Established as The Skamokawa Eagle in 1891
Ellen Urbani, a Portland author, came to Cathlamet last Friday to talk to a local book club about her novel, Landfall, which tells the story of two families in New Orleans struck by tragedy in the aftermath of Hurricane Katrina.
She took a few moments to set the scene of the city and the storm.
"Katrina was coming toward New Orleans," Urbani said. "It looked like it was going to be a direct hit on the city as a Category 5 hurricane. It was the first time in history a mandatory evacuation order was issued for the city of New Orleans. A lot of people judged those who stayed behind and didn't evacuate. What a lot of us didn't realize is that over 20 percent of the citizens of New Orleans had no access to a vehicle. There was no way they could leave. They had no way to obey the order and they were trapped. They opened the Superdome and had tens of thousands of people show up. That's when they realized they weren't prepared to help that many people. They closed the doors and sent people home to the poorest of neighborhoods that lined the canals.
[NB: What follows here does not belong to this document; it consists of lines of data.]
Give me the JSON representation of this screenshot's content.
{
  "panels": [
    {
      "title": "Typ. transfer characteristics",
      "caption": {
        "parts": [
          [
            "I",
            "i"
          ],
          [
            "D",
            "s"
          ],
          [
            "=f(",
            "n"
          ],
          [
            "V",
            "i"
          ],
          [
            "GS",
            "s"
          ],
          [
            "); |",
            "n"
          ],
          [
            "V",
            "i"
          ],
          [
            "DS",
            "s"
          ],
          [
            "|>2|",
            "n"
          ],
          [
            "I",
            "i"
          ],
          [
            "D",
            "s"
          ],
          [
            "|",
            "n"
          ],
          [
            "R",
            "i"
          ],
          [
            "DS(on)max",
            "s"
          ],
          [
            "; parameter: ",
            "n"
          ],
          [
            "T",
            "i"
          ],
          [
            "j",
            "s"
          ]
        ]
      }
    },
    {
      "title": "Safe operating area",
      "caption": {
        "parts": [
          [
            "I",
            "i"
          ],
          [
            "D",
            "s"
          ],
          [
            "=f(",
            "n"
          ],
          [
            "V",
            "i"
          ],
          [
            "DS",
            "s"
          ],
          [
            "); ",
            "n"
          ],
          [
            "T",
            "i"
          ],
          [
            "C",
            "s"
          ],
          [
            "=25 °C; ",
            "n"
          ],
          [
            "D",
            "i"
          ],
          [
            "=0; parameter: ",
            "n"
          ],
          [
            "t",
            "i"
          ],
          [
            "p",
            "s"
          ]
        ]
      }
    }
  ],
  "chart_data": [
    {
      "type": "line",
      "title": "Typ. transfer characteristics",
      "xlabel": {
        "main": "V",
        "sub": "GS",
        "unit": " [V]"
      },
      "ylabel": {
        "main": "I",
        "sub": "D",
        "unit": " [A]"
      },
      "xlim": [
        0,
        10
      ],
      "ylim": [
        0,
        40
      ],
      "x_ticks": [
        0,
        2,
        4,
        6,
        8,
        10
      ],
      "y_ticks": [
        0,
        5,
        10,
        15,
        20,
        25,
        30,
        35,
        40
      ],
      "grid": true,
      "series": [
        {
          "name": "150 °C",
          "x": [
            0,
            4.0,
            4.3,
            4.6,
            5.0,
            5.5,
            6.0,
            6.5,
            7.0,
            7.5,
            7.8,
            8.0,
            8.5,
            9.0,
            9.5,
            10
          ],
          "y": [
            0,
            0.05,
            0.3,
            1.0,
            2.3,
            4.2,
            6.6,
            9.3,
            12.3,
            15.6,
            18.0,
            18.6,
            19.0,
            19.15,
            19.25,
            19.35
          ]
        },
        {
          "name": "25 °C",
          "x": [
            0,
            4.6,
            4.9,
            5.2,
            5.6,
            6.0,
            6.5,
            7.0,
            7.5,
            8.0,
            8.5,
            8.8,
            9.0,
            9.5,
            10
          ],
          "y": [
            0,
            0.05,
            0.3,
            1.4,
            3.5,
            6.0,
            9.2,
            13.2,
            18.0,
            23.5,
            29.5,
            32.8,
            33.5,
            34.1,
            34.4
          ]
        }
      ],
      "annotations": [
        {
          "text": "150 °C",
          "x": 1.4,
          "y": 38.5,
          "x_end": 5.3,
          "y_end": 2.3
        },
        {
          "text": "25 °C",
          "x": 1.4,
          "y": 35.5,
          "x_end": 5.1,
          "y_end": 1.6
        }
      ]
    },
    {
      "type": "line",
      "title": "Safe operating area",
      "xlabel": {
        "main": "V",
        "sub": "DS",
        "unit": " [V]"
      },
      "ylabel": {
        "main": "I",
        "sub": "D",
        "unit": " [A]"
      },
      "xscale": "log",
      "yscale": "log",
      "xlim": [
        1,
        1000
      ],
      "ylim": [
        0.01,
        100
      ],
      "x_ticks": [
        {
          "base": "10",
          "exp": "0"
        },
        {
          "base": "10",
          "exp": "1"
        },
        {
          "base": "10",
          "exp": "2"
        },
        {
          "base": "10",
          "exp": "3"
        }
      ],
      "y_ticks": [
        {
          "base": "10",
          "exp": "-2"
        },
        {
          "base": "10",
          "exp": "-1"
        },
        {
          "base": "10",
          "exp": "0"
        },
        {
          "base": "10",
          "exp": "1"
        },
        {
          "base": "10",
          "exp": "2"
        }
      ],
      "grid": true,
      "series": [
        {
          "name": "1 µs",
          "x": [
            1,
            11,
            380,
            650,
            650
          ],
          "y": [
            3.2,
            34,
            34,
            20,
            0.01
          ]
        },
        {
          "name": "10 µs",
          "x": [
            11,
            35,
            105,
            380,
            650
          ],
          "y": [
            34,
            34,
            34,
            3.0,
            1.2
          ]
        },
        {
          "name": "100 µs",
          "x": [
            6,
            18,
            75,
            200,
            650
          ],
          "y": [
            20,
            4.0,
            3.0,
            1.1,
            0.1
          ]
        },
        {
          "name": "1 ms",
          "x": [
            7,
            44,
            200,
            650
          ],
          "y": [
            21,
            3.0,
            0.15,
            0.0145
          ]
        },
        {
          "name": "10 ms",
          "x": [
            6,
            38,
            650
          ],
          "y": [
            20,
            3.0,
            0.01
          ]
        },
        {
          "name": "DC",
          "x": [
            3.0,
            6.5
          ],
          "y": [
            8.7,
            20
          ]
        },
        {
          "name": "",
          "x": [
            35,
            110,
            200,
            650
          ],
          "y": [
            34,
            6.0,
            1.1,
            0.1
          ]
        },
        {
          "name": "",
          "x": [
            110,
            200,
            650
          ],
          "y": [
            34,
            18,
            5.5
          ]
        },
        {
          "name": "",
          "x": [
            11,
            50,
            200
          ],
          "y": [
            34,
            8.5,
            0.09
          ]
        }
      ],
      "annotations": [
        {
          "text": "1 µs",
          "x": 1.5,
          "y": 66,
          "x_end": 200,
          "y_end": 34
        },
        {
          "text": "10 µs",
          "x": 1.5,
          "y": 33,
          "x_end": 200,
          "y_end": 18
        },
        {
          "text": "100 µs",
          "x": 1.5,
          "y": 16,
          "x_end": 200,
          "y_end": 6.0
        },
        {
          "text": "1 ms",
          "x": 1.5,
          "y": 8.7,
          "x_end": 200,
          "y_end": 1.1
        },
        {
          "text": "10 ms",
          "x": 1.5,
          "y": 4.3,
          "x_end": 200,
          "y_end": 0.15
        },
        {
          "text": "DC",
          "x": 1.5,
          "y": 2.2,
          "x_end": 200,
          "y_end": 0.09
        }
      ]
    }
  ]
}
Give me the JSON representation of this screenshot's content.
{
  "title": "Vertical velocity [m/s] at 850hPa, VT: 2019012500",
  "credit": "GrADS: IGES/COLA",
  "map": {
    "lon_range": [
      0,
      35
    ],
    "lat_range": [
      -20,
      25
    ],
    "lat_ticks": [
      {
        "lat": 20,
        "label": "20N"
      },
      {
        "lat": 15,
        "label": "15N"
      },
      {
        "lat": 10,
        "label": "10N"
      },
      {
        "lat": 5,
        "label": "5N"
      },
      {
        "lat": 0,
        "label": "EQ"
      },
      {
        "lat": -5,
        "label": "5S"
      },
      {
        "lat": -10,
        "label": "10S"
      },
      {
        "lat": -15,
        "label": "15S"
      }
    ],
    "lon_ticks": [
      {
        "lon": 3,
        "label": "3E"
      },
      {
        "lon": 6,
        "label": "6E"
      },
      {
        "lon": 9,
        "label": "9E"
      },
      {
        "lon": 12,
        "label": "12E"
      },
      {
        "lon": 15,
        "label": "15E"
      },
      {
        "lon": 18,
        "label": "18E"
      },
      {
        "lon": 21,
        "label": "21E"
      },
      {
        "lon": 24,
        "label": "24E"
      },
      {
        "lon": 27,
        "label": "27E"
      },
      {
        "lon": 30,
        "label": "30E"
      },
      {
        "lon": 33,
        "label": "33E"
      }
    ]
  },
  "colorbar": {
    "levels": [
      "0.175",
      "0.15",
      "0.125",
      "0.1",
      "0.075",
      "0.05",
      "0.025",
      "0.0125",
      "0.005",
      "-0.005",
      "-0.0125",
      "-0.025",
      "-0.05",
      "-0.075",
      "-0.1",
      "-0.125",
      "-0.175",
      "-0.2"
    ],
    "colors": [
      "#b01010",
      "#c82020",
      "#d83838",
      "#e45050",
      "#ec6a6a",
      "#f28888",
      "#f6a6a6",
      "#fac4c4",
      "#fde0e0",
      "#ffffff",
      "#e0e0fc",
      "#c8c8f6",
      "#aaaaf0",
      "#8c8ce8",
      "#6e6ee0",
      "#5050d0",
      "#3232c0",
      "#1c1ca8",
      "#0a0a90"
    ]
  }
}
"Katrina came in in the middle of the night," she continued. "It turned just before it hit the city and it went east around the city and came up and went north again. But north of New Orleans is Lake Pontchartrain, which is a lake of gargantuan proportions. It's a lake you can't see across. So when Katrina spun north, it blew all that lake water toward New Orleans, and it hit the canal walls. What they think actually initiated the breaches, which numbered over 70 by the time it was done were the barges in the canal. So much wind and so much water hit those barges which are the size of six city blocks and broke the moorings. The barges were blown into the walls of the canals and they collapsed. The water which was 30 feet tall when it finally breached, blew in like an explosion."
She described the distance of the houses from the canal wall. Some were no more than 20 feet away.
She talked about the Gretna Bridge, the Superdome, about men shooting at helicopters and fishermen who roamed the neighborhoods in their boats, tirelessly looking for survivors.
Urbani was engaging, knowledgable and frequently had the group laughing.
She also shared some of the positive response to her book but acknowledged that she took flak for trying to write from the perspective of a culture that was not her own and for writing about New Orleans and a storm she did not personally experience.
"I've got to hand it to you," one man told her, "this is the most authentic rendering of the story of this storm I have ever read. Don't apologize to us for being an outsider. You told the story better than anybody in this town has."
The book has garnered a lot of praise but she keeps it in perspective, especially her book tours to the South.
"I'm not an idiot, I'm from the South," Urbani laughed. "They may have just been being nice to my face. But they were nice to me while I was there."
Urbani has written two books, Landfall and When I Was Elena.